I have a 1946 Packard that a customer brought in a while ago that we are going to have to build a complete custom suspension for. No C6 stuff with trans axles, just a 5.3liter LS engine with 4L60E. It will have updated rear leaf springs in the rear. But the front suspension is almost impossible to get parts for and who would want to use it any ways, the steering in those days did not return to center and and was not built to do much over 55mph, maybe. I have looked at using the stock pick up points and build new control arms to those since we lowered the ride height the geometry would be Descent. But the crossmember curves forward to clear the old straight 8 flat head engine. Now I started with the tires he wants to run ( Caddy wire wheels) which have a 28" diameter in the front with the tires. But the wheels only come in a 5 on 5" bolt pattern. So that limits the avalible spindle and brake options real quick. Wilwood had a 13 kit with 5 on 5" pattern with their Pro spindle but those would not clear or even work with a 15" wire. So
I got a set of 98 chevy truck spindles for 100 bucks from the junk yard. They have 5 on 5" pattern stock. I'm working on figuring on the ride height of the chassis and will set the spinldes at the spindle height of the desired tires at the rough track width I'm looking for. Then I will set up the rack at the height the spindle's steering arms. I will then figure out a good upper control arm length and ratio to the bottom to optimise bumpsteer with the standard 24" center AGR rack.

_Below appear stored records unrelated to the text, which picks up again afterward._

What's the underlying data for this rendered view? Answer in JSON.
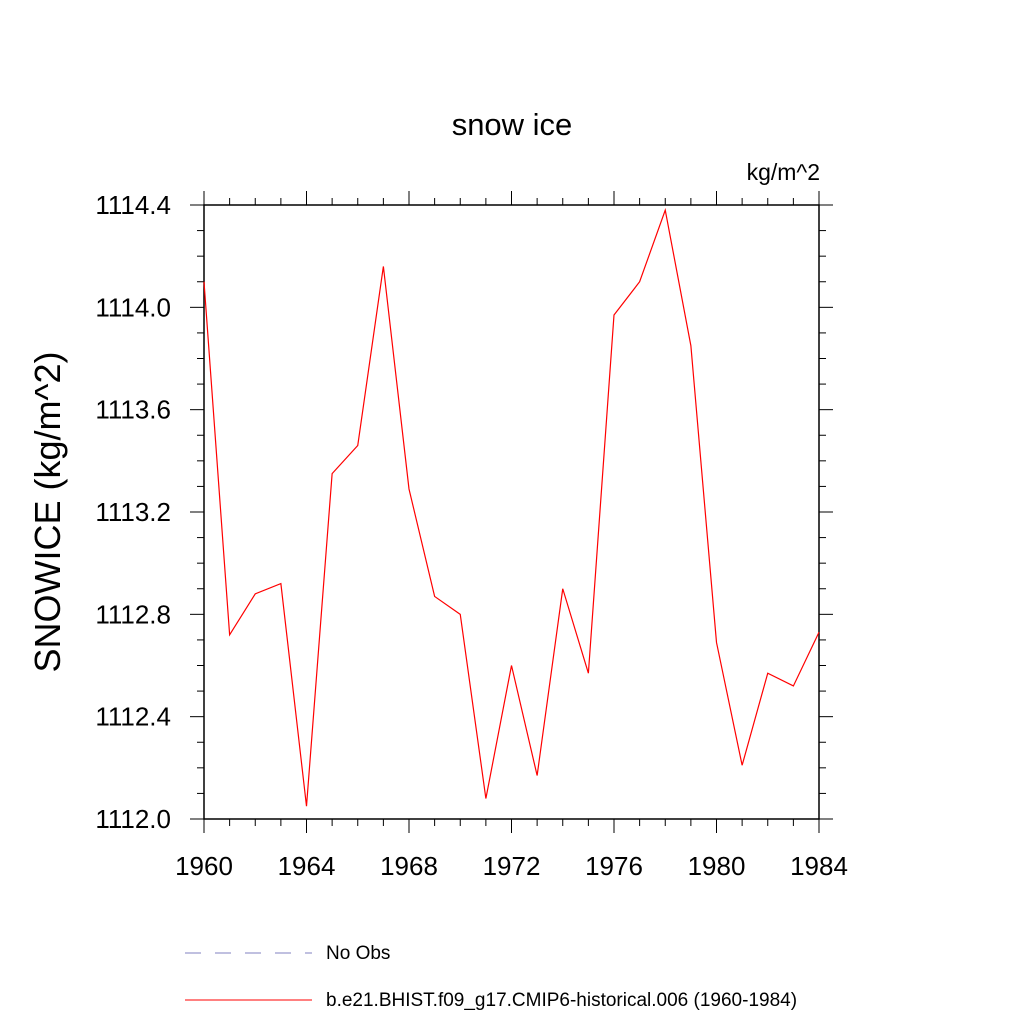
{
  "chart_data": {
    "type": "line",
    "title": "snow ice",
    "units": "kg/m^2",
    "xlabel": "",
    "ylabel": "SNOWICE  (kg/m^2)",
    "xlim": [
      1960,
      1984
    ],
    "ylim": [
      1112.0,
      1114.4
    ],
    "x_ticks": [
      1960,
      1964,
      1968,
      1972,
      1976,
      1980,
      1984
    ],
    "x_tick_labels": [
      "1960",
      "1964",
      "1968",
      "1972",
      "1976",
      "1980",
      "1984"
    ],
    "y_ticks": [
      1112.0,
      1112.4,
      1112.8,
      1113.2,
      1113.6,
      1114.0,
      1114.4
    ],
    "y_tick_labels": [
      "1112.0",
      "1112.4",
      "1112.8",
      "1113.2",
      "1113.6",
      "1114.0",
      "1114.4"
    ],
    "x": [
      1960,
      1961,
      1962,
      1963,
      1964,
      1965,
      1966,
      1967,
      1968,
      1969,
      1970,
      1971,
      1972,
      1973,
      1974,
      1975,
      1976,
      1977,
      1978,
      1979,
      1980,
      1981,
      1982,
      1983,
      1984
    ],
    "series": [
      {
        "name": "b.e21.BHIST.f09_g17.CMIP6-historical.006 (1960-1984)",
        "color": "#ff0000",
        "style": "solid",
        "values": [
          1114.1,
          1112.72,
          1112.88,
          1112.92,
          1112.05,
          1113.35,
          1113.46,
          1114.16,
          1113.29,
          1112.87,
          1112.8,
          1112.08,
          1112.6,
          1112.17,
          1112.9,
          1112.57,
          1113.97,
          1114.1,
          1114.38,
          1113.85,
          1112.69,
          1112.21,
          1112.57,
          1112.52,
          1112.73
        ]
      }
    ],
    "legend": [
      {
        "label": "No Obs",
        "color": "#8080c0",
        "style": "dashed"
      },
      {
        "label": "b.e21.BHIST.f09_g17.CMIP6-historical.006 (1960-1984)",
        "color": "#ff0000",
        "style": "solid"
      }
    ],
    "legend_position": "bottom"
  }
}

I'm not trying to make a super corner carver Packard, but there is no front suspension kit on the market that I found that will suit my needs so we will build it. Same theory just not as high tech I suppose.
take it for what it's worth, probably not much
Rodger
chevyIIpost
03-03-2009, 12:13 PM
Cool! Thanxs guys for the input. How about some plus or minus ranges for general guidelines in the street performance range.

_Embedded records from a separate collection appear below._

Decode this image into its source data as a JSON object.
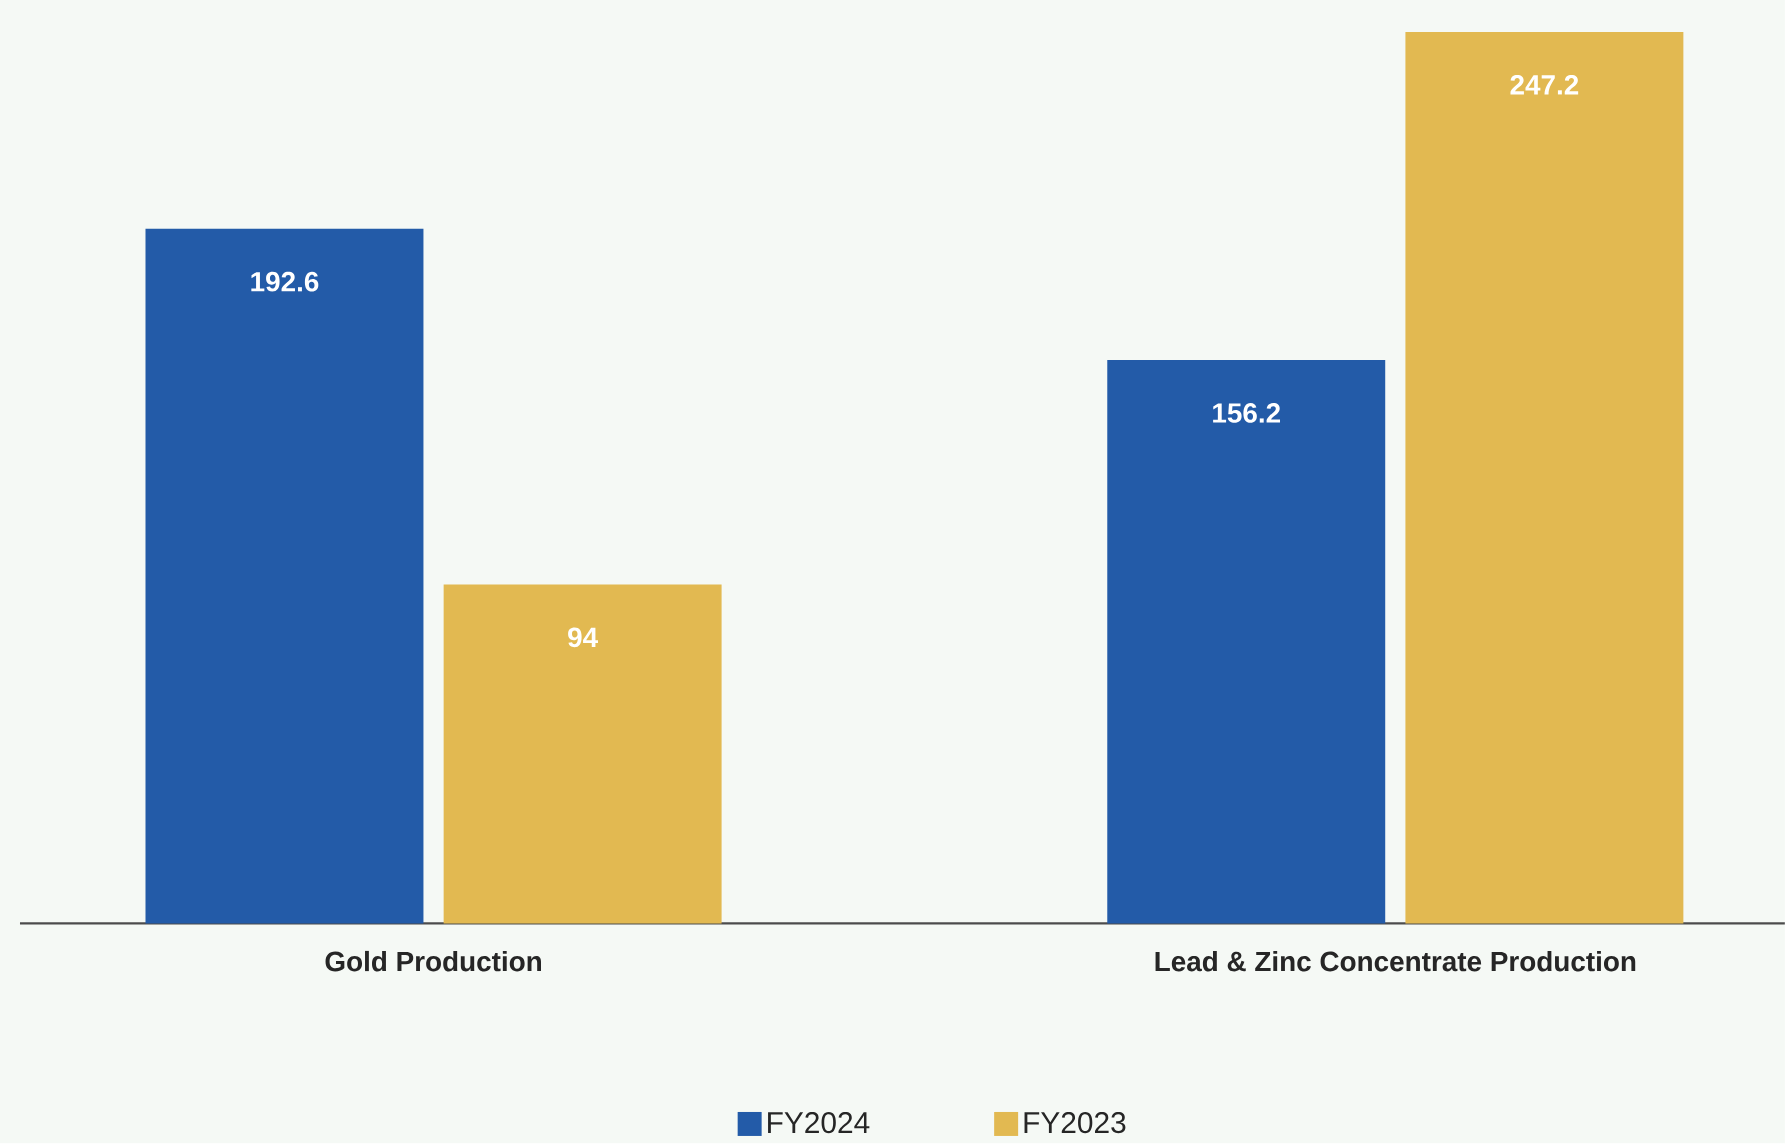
{
  "chart_data": {
    "type": "bar",
    "categories": [
      "Gold Production",
      "Lead & Zinc Concentrate Production"
    ],
    "series": [
      {
        "name": "FY2024",
        "color": "#235ba8",
        "values": [
          192.6,
          156.2
        ]
      },
      {
        "name": "FY2023",
        "color": "#e2b951",
        "values": [
          94,
          247.2
        ]
      }
    ],
    "data_labels": true,
    "legend": "bottom"
  }
}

Camber gain per inch..................
Static caster..................
Roll center height.................
Bump steer................
Ackerman.............
Anti dive %..................
How about some software recommendations?
Where do you guys source specs from for stock components?
Which stock components do you like to work with? I will assume C5/C6 as one option that works well?

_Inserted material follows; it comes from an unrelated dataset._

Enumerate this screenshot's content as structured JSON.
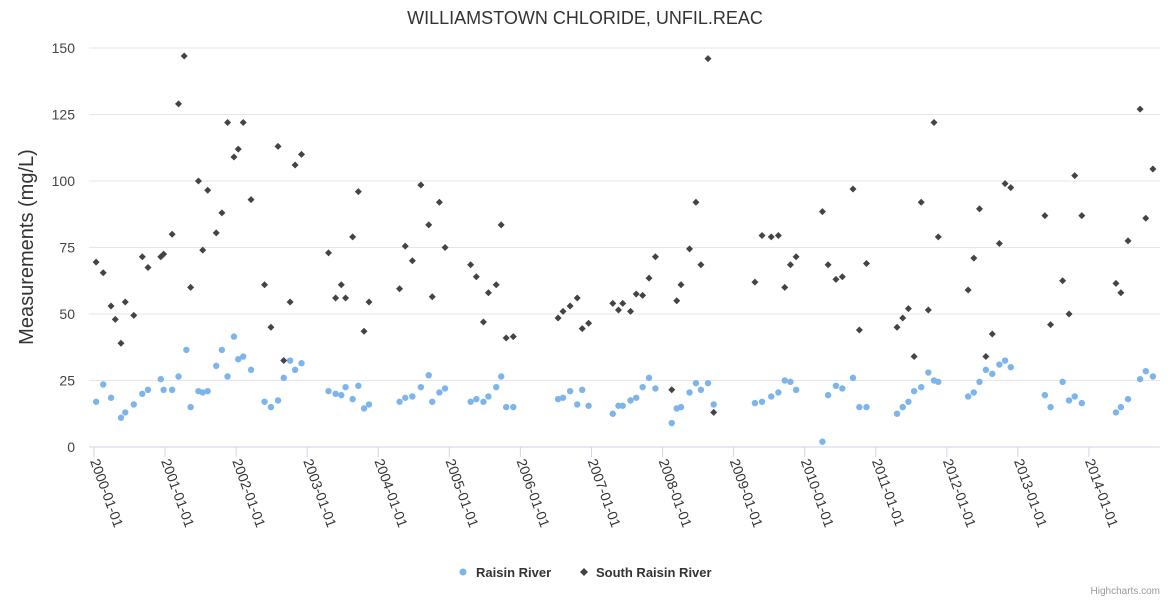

Which after market components or sources do you guys like? (ARG, Maval/Unisteer, Stock car products)?
Who is will to do consulting work in this area for a fee?
novanutcase
03-10-2009, 12:23 AM
Numbers?:)
John
ccracin
03-10-2009, 04:37 AM
Numbers?:)
John
I second the motion! I'm finally free from the bug that held me down and am trying to do some work on this. But, what I think the numbers should be are not what people want. Where are you suspension guru guys? Please don't stop the enlightenment! :D
novanutcase
03-10-2009, 09:41 AM
I second the motion! I'm finally free from the bug that held me down and am trying to do some work on this. But, what I think the numbers should be are not what people want. Where are you suspension guru guys? Please don't stop the enlightenment! :D
YEAH! Don't stop!
We're still trying to take the pebble from your hand!:lol:
http://i56.photobucket.com/albums/g170/novanutcase/kungfuwhenpebble.jpg
John
Silver69Camaro
03-10-2009, 10:19 AM
I'd love to provide a "general" list of specs, but I can't really. I have to do that on a case-by-case basis.
You could say the specifications I listed previously works for vehicles similar to a well-prepared first-gen Camaro. I wouldn't stick it on a Chevelle or a '55 Chev if you wanted the best of performance. But honestly, you could put it on most vehicles and just swap springs and ARBs to match the new vehicle.